Cette déclaration relance les interrogations sur la succession au sommet de l’État. Yoweri Museveni dirige l’Ouganda depuis 1986, tandis que son fils est régulièrement présenté comme l’un de ses possibles successeurs.
Une annonce directe sur les réseaux sociaux
Muhoozi Kainerugaba a rendu publique sa décision dans une série de messages publiés sur X le mardi 25 août. « Je me présenterai à la plus haute fonction du pays en 2031. Et nous gagnerons, par la grâce de Dieu », a-t-il écrit.
Le général de 52 ans s’est montré très confiant. Il a affirmé qu’avec le soutien de son père, il pourrait recueillir 90 % des suffrages. Yoweri Museveni n’a pas publiquement réagi à cette annonce.
Ce n’est pas la première fois que Muhoozi Kainerugaba affiche des ambitions présidentielles. Il avait déjà évoqué une candidature lors du scrutin de 2026, avant de renoncer et de soutenir son père.
La succession de Museveni de nouveau au centre du débat
Chef des forces armées, Muhoozi Kainerugaba occupe une place importante dans l’appareil sécuritaire ougandais. Il dirige aussi la Patriotic League of Uganda, un mouvement qui soutient son action et contribue à structurer sa présence politique.
Son annonce intervient alors que la question de l’après-Museveni reste sensible. Le président, aujourd’hui âgé de 81 ans, n’a pas indiqué s’il comptait se représenter en 2031. Un porte-parole du gouvernement a déclaré que le chef de l’État et son parti prendraient leur décision au moment opportun.

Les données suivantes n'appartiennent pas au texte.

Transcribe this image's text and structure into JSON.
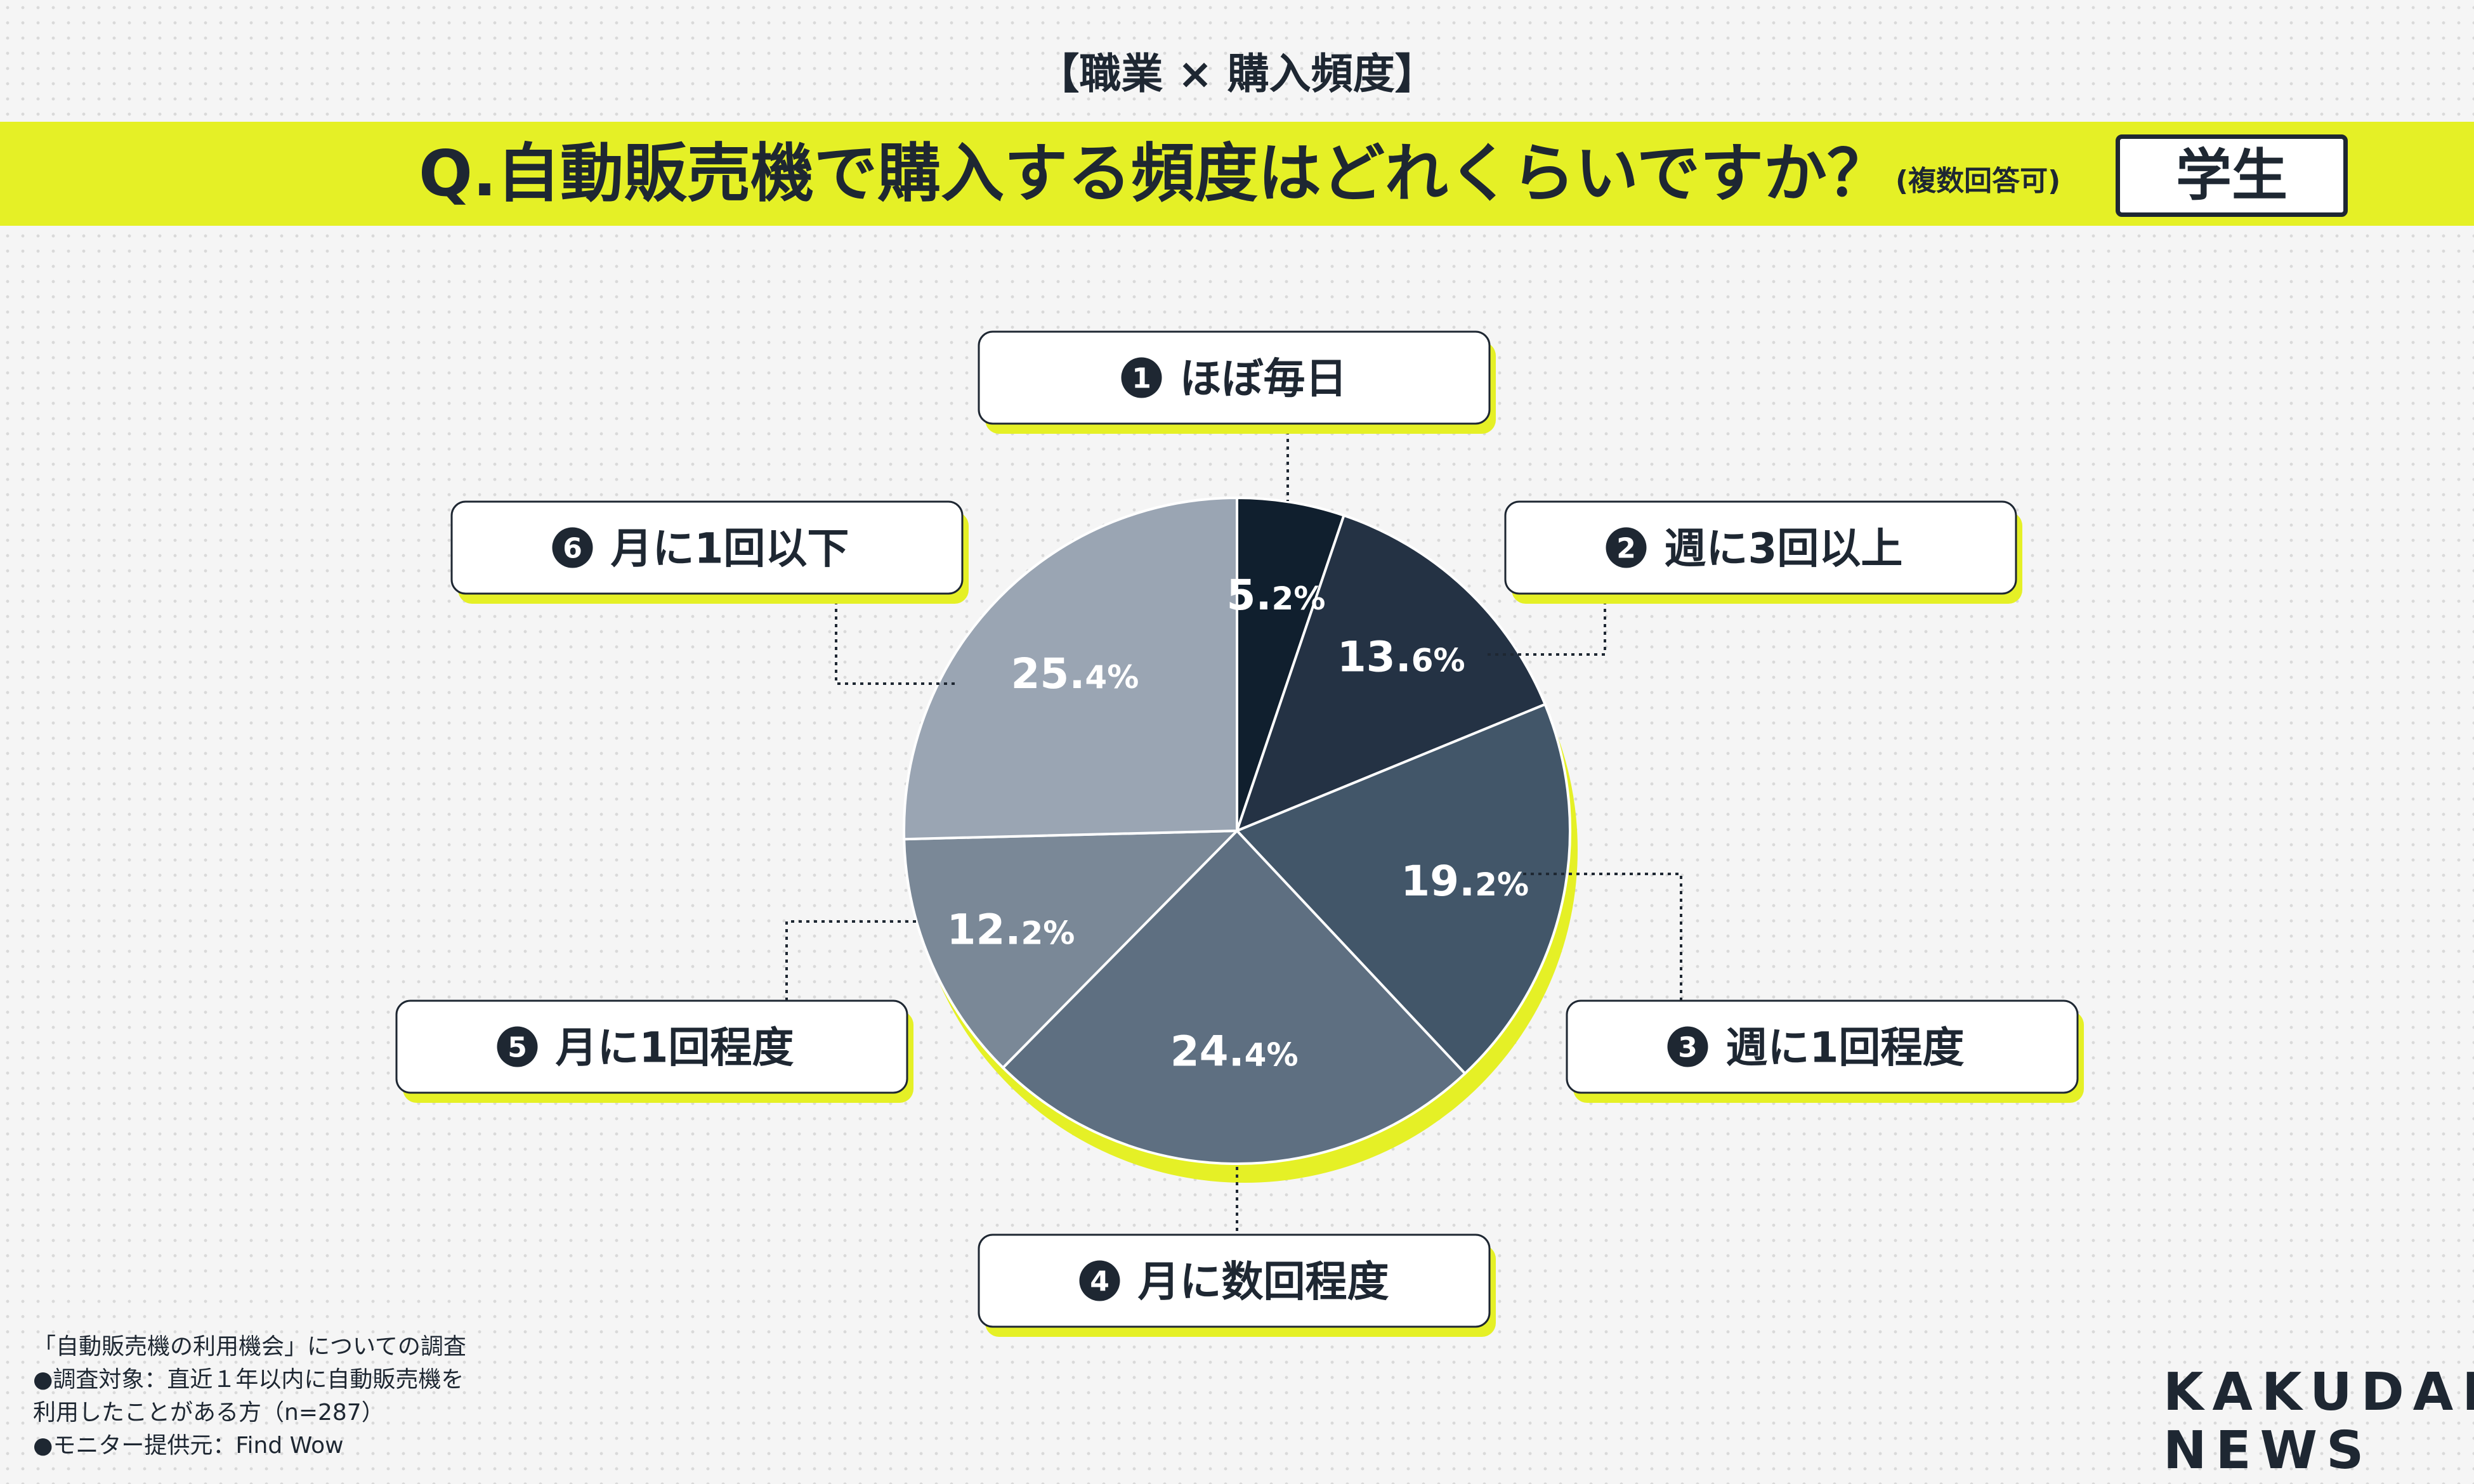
{
  "header": {
    "subtitle": "【職業 × 購入頻度】",
    "question": "Q.自動販売機で購入する頻度はどれくらいですか？",
    "question_note": "(複数回答可)",
    "segment_tag": "学生"
  },
  "colors": {
    "accent": "#e5f026",
    "text": "#1e2732",
    "slices": [
      "#101f2e",
      "#243244",
      "#425669",
      "#5e6f81",
      "#7a8897",
      "#9aa5b3"
    ]
  },
  "chart_data": {
    "type": "pie",
    "categories": [
      "ほぼ毎日",
      "週に3回以上",
      "週に1回程度",
      "月に数回程度",
      "月に1回程度",
      "月に1回以下"
    ],
    "values": [
      5.2,
      13.6,
      19.2,
      24.4,
      12.2,
      25.4
    ],
    "value_labels": [
      {
        "int": "5.",
        "dec": "2%"
      },
      {
        "int": "13.",
        "dec": "6%"
      },
      {
        "int": "19.",
        "dec": "2%"
      },
      {
        "int": "24.",
        "dec": "4%"
      },
      {
        "int": "12.",
        "dec": "2%"
      },
      {
        "int": "25.",
        "dec": "4%"
      }
    ],
    "badges": [
      "1",
      "2",
      "3",
      "4",
      "5",
      "6"
    ],
    "start": "12 o'clock",
    "direction": "clockwise"
  },
  "footnote": {
    "line1": "「自動販売機の利用機会」についての調査",
    "line2": "●調査対象：直近１年以内に自動販売機を",
    "line3": "利用したことがある方（n=287）",
    "line4": "●モニター提供元：Find Wow"
  },
  "logo": {
    "line1": "KAKUDAI",
    "line2": "NEWS"
  }
}
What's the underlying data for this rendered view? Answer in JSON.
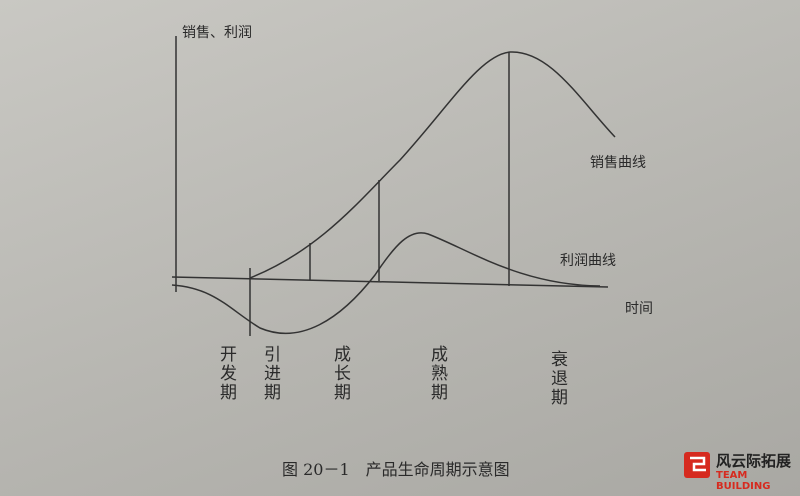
{
  "diagram": {
    "y_axis_label": "销售、利润",
    "x_axis_label": "时间",
    "curves": [
      {
        "label": "销售曲线"
      },
      {
        "label": "利润曲线"
      }
    ],
    "stages": [
      "开发期",
      "引进期",
      "成长期",
      "成熟期",
      "衰退期"
    ],
    "caption": "图 20－1　产品生命周期示意图"
  },
  "logo": {
    "name": "风云际拓展",
    "subtitle": "TEAM BUILDING"
  }
}
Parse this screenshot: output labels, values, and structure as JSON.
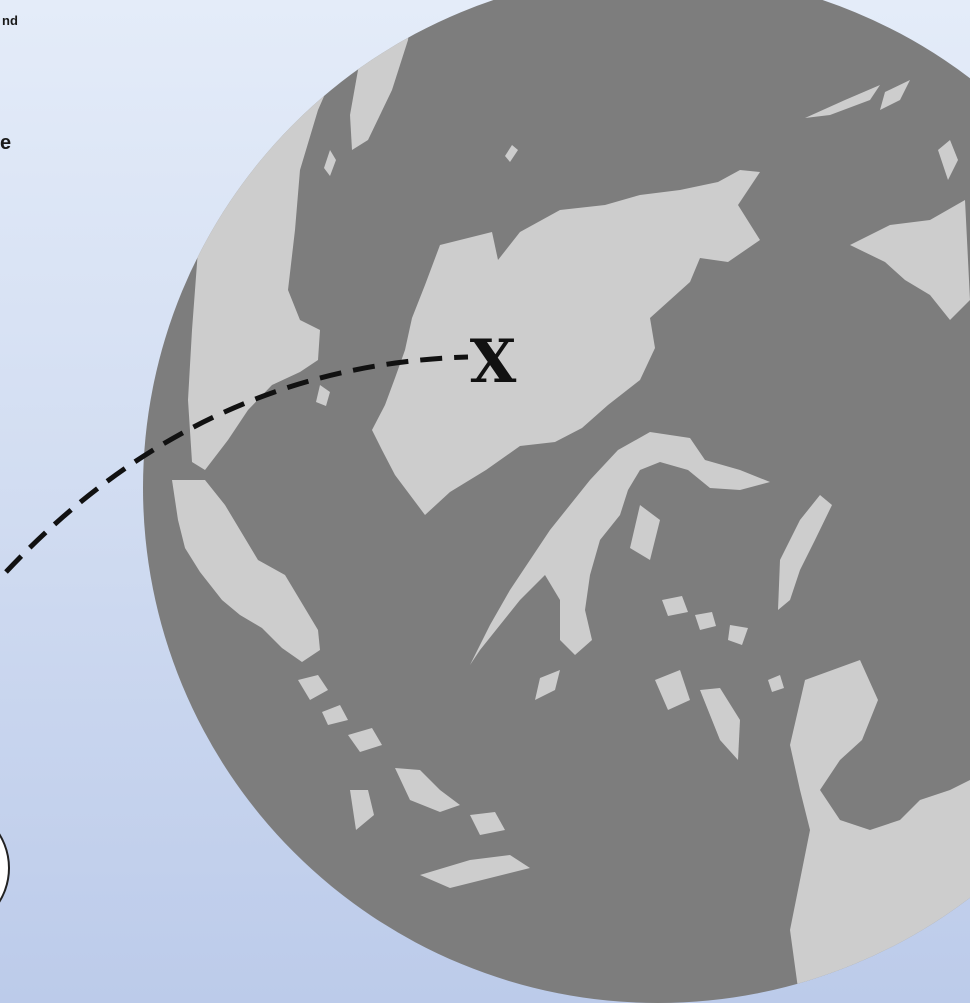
{
  "text_fragments": {
    "top": "nd",
    "middle": "e"
  },
  "map": {
    "destination_marker": "X",
    "route_style": "dashed-curve",
    "land_color": "#cdcdcd",
    "sea_color": "#7d7d7d",
    "background_color": "#d3def2"
  },
  "icons": {
    "globe": "globe-icon",
    "partial_circle": "circle-outline-icon"
  }
}
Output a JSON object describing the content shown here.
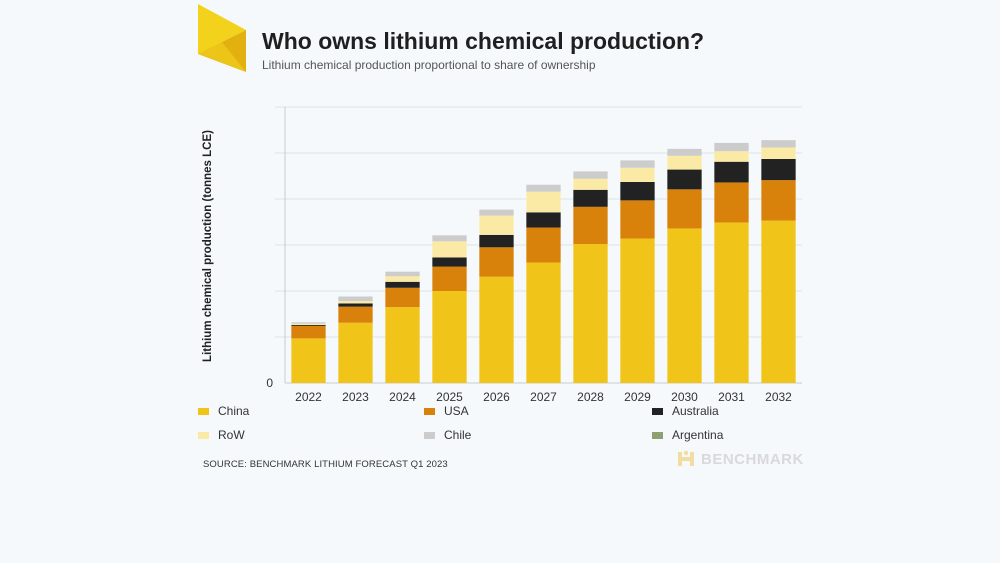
{
  "header": {
    "title": "Who owns lithium chemical production?",
    "subtitle": "Lithium chemical production proportional to share of ownership"
  },
  "footer": {
    "source": "SOURCE: BENCHMARK LITHIUM FORECAST Q1 2023",
    "brand": "BENCHMARK"
  },
  "colors": {
    "China": "#f1c419",
    "USA": "#d9820b",
    "Australia": "#222222",
    "RoW": "#fbeaa6",
    "Chile": "#cccccc",
    "Argentina": "#8fa070"
  },
  "chart_data": {
    "type": "bar",
    "stacked": true,
    "title": "Who owns lithium chemical production?",
    "subtitle": "Lithium chemical production proportional to share of ownership",
    "xlabel": "",
    "ylabel": "Lithium chemical production (tonnes LCE)",
    "y_tick_labels": [
      "0"
    ],
    "y_gridlines": 6,
    "ylim": [
      0,
      6
    ],
    "grid": true,
    "legend_position": "bottom",
    "categories": [
      "2022",
      "2023",
      "2024",
      "2025",
      "2026",
      "2027",
      "2028",
      "2029",
      "2030",
      "2031",
      "2032"
    ],
    "series": [
      {
        "name": "China",
        "values": [
          0.97,
          1.31,
          1.65,
          2.0,
          2.31,
          2.62,
          3.02,
          3.14,
          3.36,
          3.49,
          3.53
        ]
      },
      {
        "name": "USA",
        "values": [
          0.27,
          0.35,
          0.42,
          0.53,
          0.64,
          0.76,
          0.81,
          0.83,
          0.85,
          0.87,
          0.88
        ]
      },
      {
        "name": "Australia",
        "values": [
          0.02,
          0.07,
          0.13,
          0.2,
          0.27,
          0.33,
          0.37,
          0.4,
          0.43,
          0.45,
          0.46
        ]
      },
      {
        "name": "RoW",
        "values": [
          0.03,
          0.05,
          0.12,
          0.35,
          0.42,
          0.45,
          0.24,
          0.31,
          0.3,
          0.23,
          0.25
        ]
      },
      {
        "name": "Chile",
        "values": [
          0.03,
          0.1,
          0.1,
          0.13,
          0.13,
          0.15,
          0.16,
          0.16,
          0.15,
          0.18,
          0.16
        ]
      },
      {
        "name": "Argentina",
        "values": [
          0,
          0,
          0,
          0,
          0,
          0,
          0,
          0,
          0,
          0,
          0
        ]
      }
    ]
  }
}
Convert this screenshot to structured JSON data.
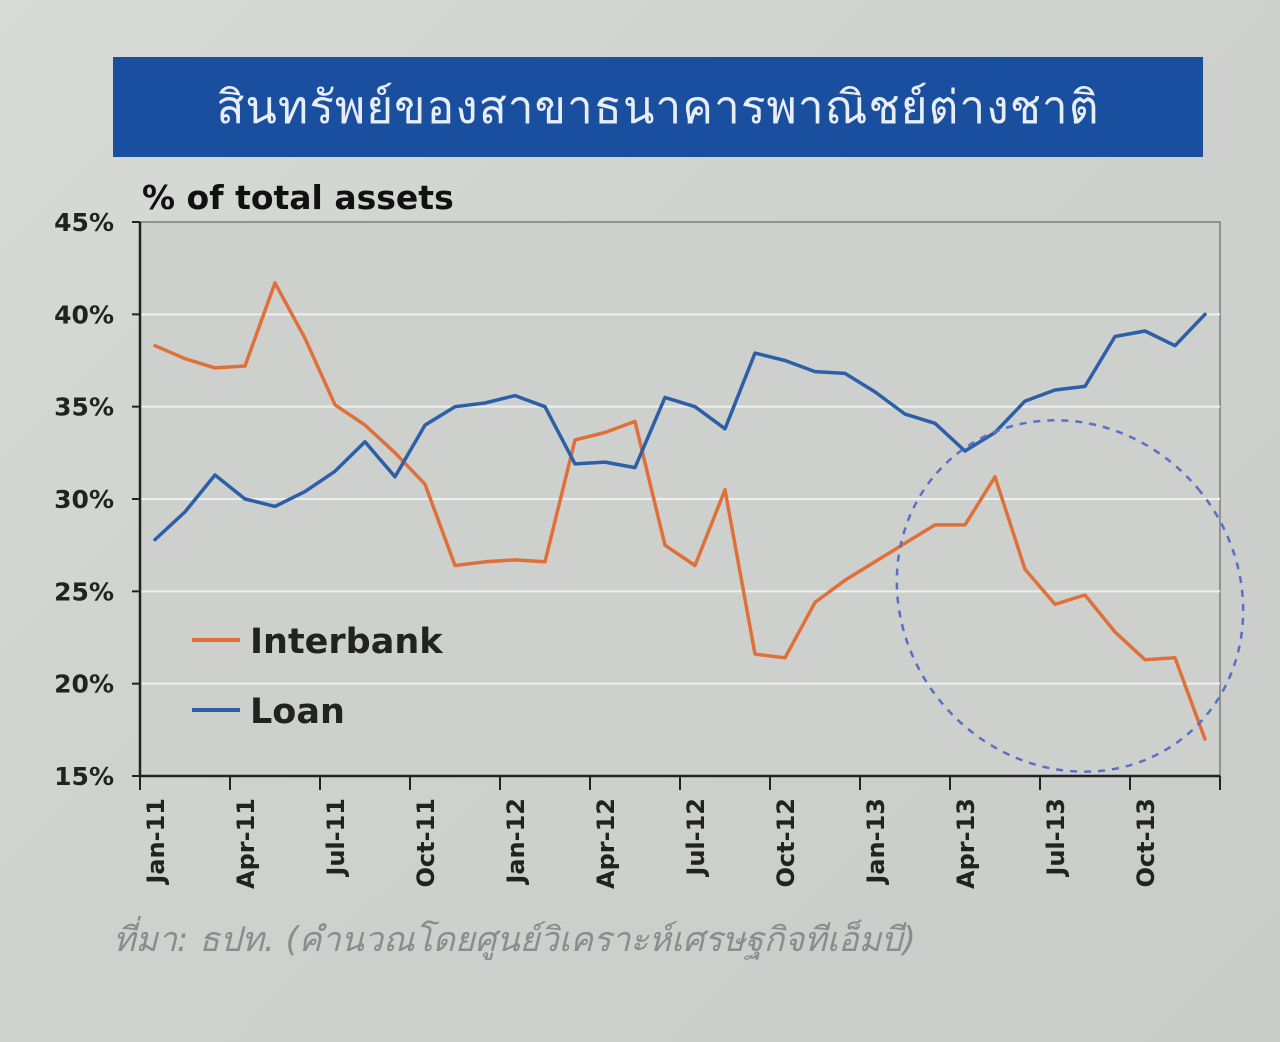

La perspective d’une candidature du fils du président devrait alimenter les discussions sur une possible succession familiale. Elle pourrait aussi modifier les rapports de force au sein du parti au pouvoir, le National Resistance Movement.
Un personnage qui divise
Muhoozi Kainerugaba est connu pour ses prises de position directes et parfois controversées sur les réseaux sociaux. Ses déclarations suscitent régulièrement de fortes réactions en Ouganda comme à l’étranger.
À cinq ans du scrutin, son message fixe désormais un horizon clair. Il reste toutefois à savoir comment cette candidature sera organisée et quelle position adoptera Yoweri Museveni à l’approche de 2031.